We’ve got to invest in college affordability. So we’re going to have to make some investments, but we’ve also got to make spending cuts. And what I’ve proposed, you’ll hear Sen. McCain say, well, he’s proposing a whole bunch of new spending, but actually I’m cutting more than I’m spending so that it will be a net spending cut.

Is there anyone sentient who believes that last part? How can that possibly be true considering the laundry list of “top spending priorities” that he recited here and in the previous debate. McCain has put the cost of Obama’s spending plans at over $800 billion, and Obama has not challenged him on that.

As far as we know, Obama has offered few, if any, specific spending cuts. During the primaries he promised to eliminate the missile defense program, but he claimed in the last debate that he now sees missile defense as essential (at least until he gets elected).

The only explanation that makes sense is: when Obama says he is cutting more than he’s spending, he must be counting his plans for tax increases as “spending cuts.” This is standard liberal “framing” over the last several years, which attempts to equate goverment spending with letting people keep their own money. The underlying premise, which is never stated because it’s indefensible, is that all money belongs to the government. Note that an actual spending cut decreases the government’s role in the real economy, while a tax increase has the opposite effect.

We can also see that idea behind this Obama statement from the debate (emphasis added):

But understand this: We also have to look at where some of our tax revenues are going. So when Sen. McCain proposes a $300 billion tax cut, a continuation not only of the Bush tax cuts, but an additional $200 billion that he’s going to give to big corporations, including big oil companies, $4 billion worth, that’s money out of the system.

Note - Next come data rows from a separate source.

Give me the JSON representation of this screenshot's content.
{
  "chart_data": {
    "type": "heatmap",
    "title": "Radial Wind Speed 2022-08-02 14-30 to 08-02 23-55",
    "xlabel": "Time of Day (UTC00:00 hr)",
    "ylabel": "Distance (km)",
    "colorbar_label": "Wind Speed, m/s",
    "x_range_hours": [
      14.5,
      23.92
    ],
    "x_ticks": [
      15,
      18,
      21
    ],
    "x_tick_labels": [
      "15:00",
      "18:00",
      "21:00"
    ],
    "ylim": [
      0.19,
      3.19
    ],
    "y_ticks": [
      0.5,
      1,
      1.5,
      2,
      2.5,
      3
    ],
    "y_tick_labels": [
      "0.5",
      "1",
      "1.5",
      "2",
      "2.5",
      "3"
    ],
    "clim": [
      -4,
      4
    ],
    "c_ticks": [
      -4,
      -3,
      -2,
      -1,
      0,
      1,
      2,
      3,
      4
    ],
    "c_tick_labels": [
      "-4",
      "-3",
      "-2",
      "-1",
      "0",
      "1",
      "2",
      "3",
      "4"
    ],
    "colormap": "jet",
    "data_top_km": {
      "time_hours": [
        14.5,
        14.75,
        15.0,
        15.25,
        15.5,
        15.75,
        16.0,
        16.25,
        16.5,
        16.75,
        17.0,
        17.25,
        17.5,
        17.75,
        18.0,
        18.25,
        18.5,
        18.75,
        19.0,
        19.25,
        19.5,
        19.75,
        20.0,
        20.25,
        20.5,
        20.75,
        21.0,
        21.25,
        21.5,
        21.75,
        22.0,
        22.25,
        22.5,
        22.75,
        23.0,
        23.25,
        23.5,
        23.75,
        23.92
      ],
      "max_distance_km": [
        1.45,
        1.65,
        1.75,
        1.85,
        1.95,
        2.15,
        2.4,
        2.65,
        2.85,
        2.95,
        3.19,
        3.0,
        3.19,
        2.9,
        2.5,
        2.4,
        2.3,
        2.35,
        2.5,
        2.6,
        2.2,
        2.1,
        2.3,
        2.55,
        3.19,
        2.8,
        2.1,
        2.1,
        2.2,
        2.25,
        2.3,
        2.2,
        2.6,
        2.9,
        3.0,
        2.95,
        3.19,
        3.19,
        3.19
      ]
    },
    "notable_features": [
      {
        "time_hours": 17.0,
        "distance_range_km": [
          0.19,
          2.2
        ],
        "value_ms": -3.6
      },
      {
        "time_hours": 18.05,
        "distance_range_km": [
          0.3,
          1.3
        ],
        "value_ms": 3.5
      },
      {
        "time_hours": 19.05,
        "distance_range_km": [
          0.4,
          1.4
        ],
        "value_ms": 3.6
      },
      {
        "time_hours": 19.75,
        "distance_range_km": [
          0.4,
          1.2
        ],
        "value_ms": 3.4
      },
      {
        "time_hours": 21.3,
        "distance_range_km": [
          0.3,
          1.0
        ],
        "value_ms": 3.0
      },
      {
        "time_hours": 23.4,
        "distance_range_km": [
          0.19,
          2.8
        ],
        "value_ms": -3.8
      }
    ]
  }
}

Actually, Senator, that’s money back into the system. The real system, where wealth and jobs are actually created. The system is the private sector, not the government.

Again, Obama falsely equates government spending with letting the people who created the wealth keep some of it. Note the implicit claim that continuing the current tax rates represents some kind of giveaway to individual taxpayers. Meanwhile, in LiberalThink any cut in corporate tax rates, which are far higher than in the rest of the industrialized countries, would be a giveaway to big companies, and lost forever from “the system.”

What would these evil businesses do with the government’s money? Expand instead of contract? Stay in business instead of folding? Employ more people instead of fewer? Hold their prices down instead of raising them? Raise wages and benefits instead of cutting them? The horror.